Rosogulla — which can’t possibly be baked, because its very first requirement is steaming!
Don’t get me wrong. There is nothing overtly wrong with making sweets healthy (although baked gulab jamun has more sugar and fat than the classic) or with ‘fusion’ desserts — a term all of the above qualify for, and grandly. They are interesting to look at, fun for a palate quiz and awesome (albeit not always) for the buck spent. The only glitch perhaps is that they aren’t exactly ‘fusion’ or even ‘modern’.
Now, before you go swarm up against the poor pastry chef, who earns brownie points for thinking up such creations, here’s the deal — the issue is that most of the time, the dessert simply isn’t thought through, or at least not beyond the presentation.
Hence, apple kheer becomes a sandwich of two slices of corn flour-coated, fried Granny Smith apple with nitrogen-frozen gelatin milk pudding playing the kheer; simple murabba gets quilted within the jiggly arms of a panna cotta. When all else fails, the sweet is slathered with chocolate of all kinds. For instance, the chocolate-bathed baked rosogulla came smothered with melted chocolate (not just bitter and compound, but dark and white, if you please) with roasted slivers of nuts and rice crispies for crunch and more chocolate nibs— just in case.
So sweets are where our good run on modern cuisine goes downhill. While the presentation is nailed — be it the rasmalai-filled chocolate ball or the besan halwa pie or mithai lollipop — none of these connects like their classic versions.
What goes wrong? Everything.
The thing about working with Indian sweets is the all-familiar taste. Even a minor change can have a huge impact, which ace ingredients like coffee, caramel and chocolate cannot camouflage.
Then is the texture: Indian sweets are texturally sensitive. Turn halwa into dust, it becomes panjiri; make it brittle it becomes chikki. Change the shape of an imarti into pearls and you have a boondi ka laddoo. And the gulab jamun can take on the shape of a ledikini or a chenna jhilli – two very different sweets related only by milk and sugar.
Most important is the matter of skill. Sweet making in India is a highly complex, hard-to-master art. This is why you’ll have designated shops across India known for that one particular sweet they make best. Unlike other places, where a good bakery with standardised recipes can dole out an entire buffet of goodies.
Add to this the fact that many of our sweets are milk-based, one dimension texturally, and have a single defining characteristic that sets them apart (eg. the crispness of a jalebi, grainy smoothness of a barfi etc).
When you try to mix them around unmindfully, what you end up with is a ‘gulab jamun cronut’ or a ‘sandesh cheesecake’. It’s a mélange all right, but calling it modern is misguided.

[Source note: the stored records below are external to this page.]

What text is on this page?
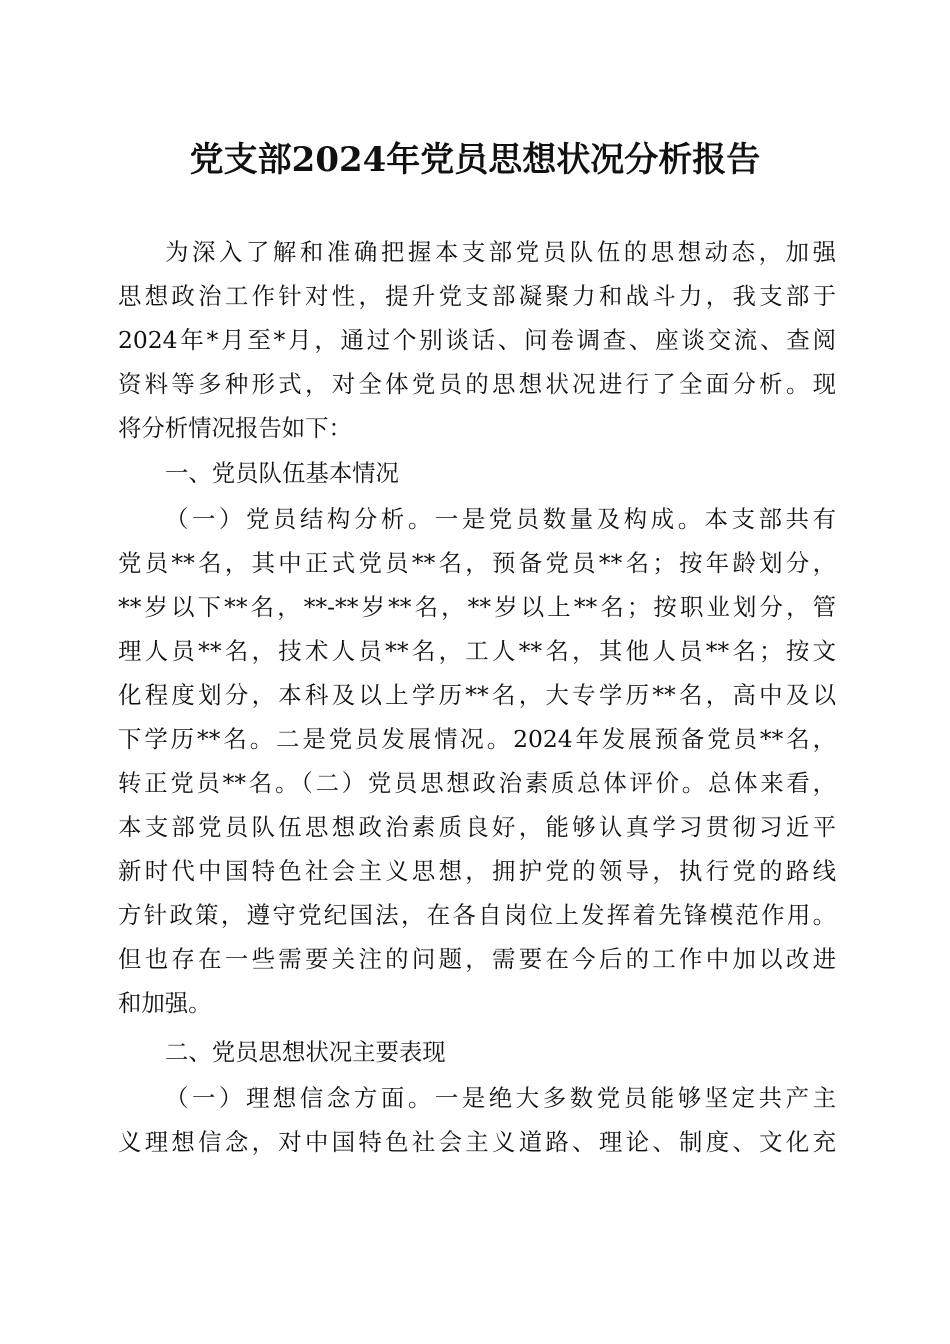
党支部2024年党员思想状况分析报告
为深入了解和准确把握本支部党员队伍的思想动态，加强
思想政治工作针对性，提升党支部凝聚力和战斗力，我支部于
2024年*月至*月，通过个别谈话、问卷调查、座谈交流、查阅
资料等多种形式，对全体党员的思想状况进行了全面分析。现
将分析情况报告如下：
一、党员队伍基本情况
（一）党员结构分析。一是党员数量及构成。本支部共有
党员**名，其中正式党员**名，预备党员**名；按年龄划分，
**岁以下**名，**-**岁**名，**岁以上**名；按职业划分，管
理人员**名，技术人员**名，工人**名，其他人员**名；按文
化程度划分，本科及以上学历**名，大专学历**名，高中及以
下学历**名。二是党员发展情况。2024年发展预备党员**名，
转正党员**名。（二）党员思想政治素质总体评价。总体来看，
本支部党员队伍思想政治素质良好，能够认真学习贯彻习近平
新时代中国特色社会主义思想，拥护党的领导，执行党的路线
方针政策，遵守党纪国法，在各自岗位上发挥着先锋模范作用。
但也存在一些需要关注的问题，需要在今后的工作中加以改进
和加强。
二、党员思想状况主要表现
（一）理想信念方面。一是绝大多数党员能够坚定共产主
义理想信念，对中国特色社会主义道路、理论、制度、文化充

What happens in all these fusions is the Indian sweet ends up playing a supporting role rather than that of the hero. The only exception to this is the versatile kulfi.
This makes modernising Indian desserts, without losing their character and appeal, a very difficult task.
That’s not to say that it can’t be done. Two successful examples of it are the daulat ki chaat at Indian Accent or the rasmalai tres leche at Masala Library. While both desserts offer up India clasics for a global palate, the only influence is on the presentation. While Masala Library’s rasmalai borrows heavily from the Mexican/Spanish tres leche, it works, as the Indian classic too is a play on milk in various forms. Daulat ki chaat — the closest representation of Delhi’s winter delicacy — uses modern techniques to create a palate friendly experience.
The jalebi caviar also deserves a mention. The dessert retains the trademark crispness of the jalebi even as the saffron syrup is flavourful. Or the besan ladoo tart, where the tart is made of besan and the filling is a sublime mithai cream.
Even with a modernised dessert, the very first bite should make you believe you are sampling the classic — with the addition of an element you haven’t experienced before.
If not, all you’ll have is a bittersweet ending.